Bin 48 Jahre jung und komme aus dem schönen Ruhrgebiet. 

Liebe Grüße
Steffi 

PS: Ich bewerbe mich direkt mal beim Team, oder?


----------



## Perlenkette (2. November 2015)

So, die erste Punkte sind eingefahren. So kann es bleiben: Sonnig, mild und trocken- da waren sogar einige (Nadelwald-) Trails drin.

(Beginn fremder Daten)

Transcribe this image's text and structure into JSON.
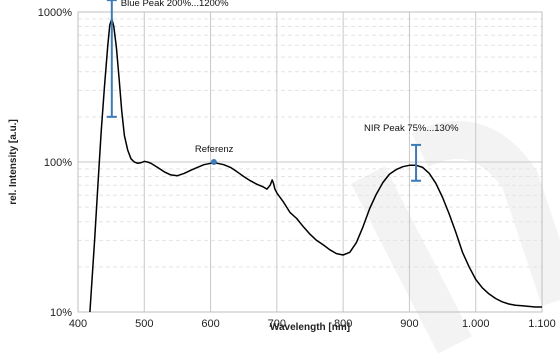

Mehr im Team- Forum.


----------



## bajcca (2. November 2015)

@future27 

Super, dann sind wir jetzt mir Dir komplett.
Ich habe Dich bereits freigeschalten!


----------



## MTB-News.de




----------



## future27 (2. November 2015)

Oh Danke. Dann auf gemeinsames Punktesammeln. Ich trage heute Abend gleich was ein.

Auf geht's. Mädels


----------



## Perlenkette (2. November 2015)

Wow, der erste Tag fängt ja gut an!!!!! Ich hoffe, wir halten den Schnitt!!!!


----------



## -Alissa- (23. November 2015)

Hier ist es jetzt endlich Winter   Powdern mit dem Fahrrad ist fast so gut wie mit Ski


----------



## Perlenkette (24. November 2015)

Oh wie schön; ich beneide Dich. Hier hat´s heute bei -1 Grad leicht geschneit; der Hometrail sieht aber noch so aus:


----------



## -Alissa- (14. Januar 2016)

Ganz schön ruhig hier bei uns 
Hier ist der Winter  endlich wieder zurück 
Leider hat es im  Wald zu viel Schnee um fahren zu können, aber bei dem Wetter macht auch auf der Straße fahren Spaß.


----------



## Perlenkette (14. Januar 2016)

Schöööön! Hier hat es heute auch geschneit ; ich hab´s schnell auf´s Rad geschafft (bin bisher nicht richtig im Schnee MTB gefahren; grade taut es aber schon wieder......


----------



## MTB-News.de




----------



## -Alissa- (24. Januar 2016)

Auch wenn mir das Fahrrad immer ein bisschen leid tut, mit dem ganzen Streusalz, gibt es doch kaum was schöneres als einen sonnigen Wintertag  
Wünsche euch allen einen schönen Sonntag


----------



## Perlenkette (28. Januar 2016)

Letzte Woche bei Sonnenschein und -6° auf mit Schnee überdeckter gefrorener Eisschicht. Balance und Gewichtsverlagerung statt Lenken und Bremsen. Links im Bild die Rennradspur, rechts die MTB-Trasse. Es waren tatsächlich Rennradfahrer unterwegs .


----------



## -Alissa- (16. Oktober 2016)

Hallo Mädels,
habt ihr Lust dieses Jahr wieder mitzumachen?


----------



## bajcca (16. Oktober 2016)

@-Alissa- 
Super, dass Du auch wieder mit dabei bist. Morgen ist der WP freigeschalten und ich kann unser Team anmelden.
@Perlenkette ist auch mit am Start.
Wie sieht es bei Euch aus @kater21 und @future27 ? 
Beginn ist dieses Jahr schon am 31.10., wäre klasse, wenn wir wieder komplett der kalten Jahreszeit trotzen.

Viele Grüße, Barbara


----------



## bajcca (17. Oktober 2016)

So, Ihr könnt Euch anmelden


----------



## bajcca (21. Oktober 2016)

@Perlenkette und @-Alissa-

Jetzt sind wir schon mal zu dritt, jetzt müssen wir die beiden anderen noch wiederbeleben, ich hoffe, dass sie die nächsten Tage mal ins Forum schauen.

@kater21 und @future27

WO SEID IHR??????????


----------



## Perlenkette (21. Oktober 2016)

Also @kater21 und  @future27 brauchen wir definitiv    ; und ich @future27  für ein neues Duell


----------



## bajcca (23. Oktober 2016)

Unsere beiden Mädels sind irgendwie verschollen 

Ich denke, wir sollten jetzt mal bis Mittwoch warten und schauen, ob sie noch auftauchen. Denn sonst müssen wir nach Verstärkung Ausschau halten.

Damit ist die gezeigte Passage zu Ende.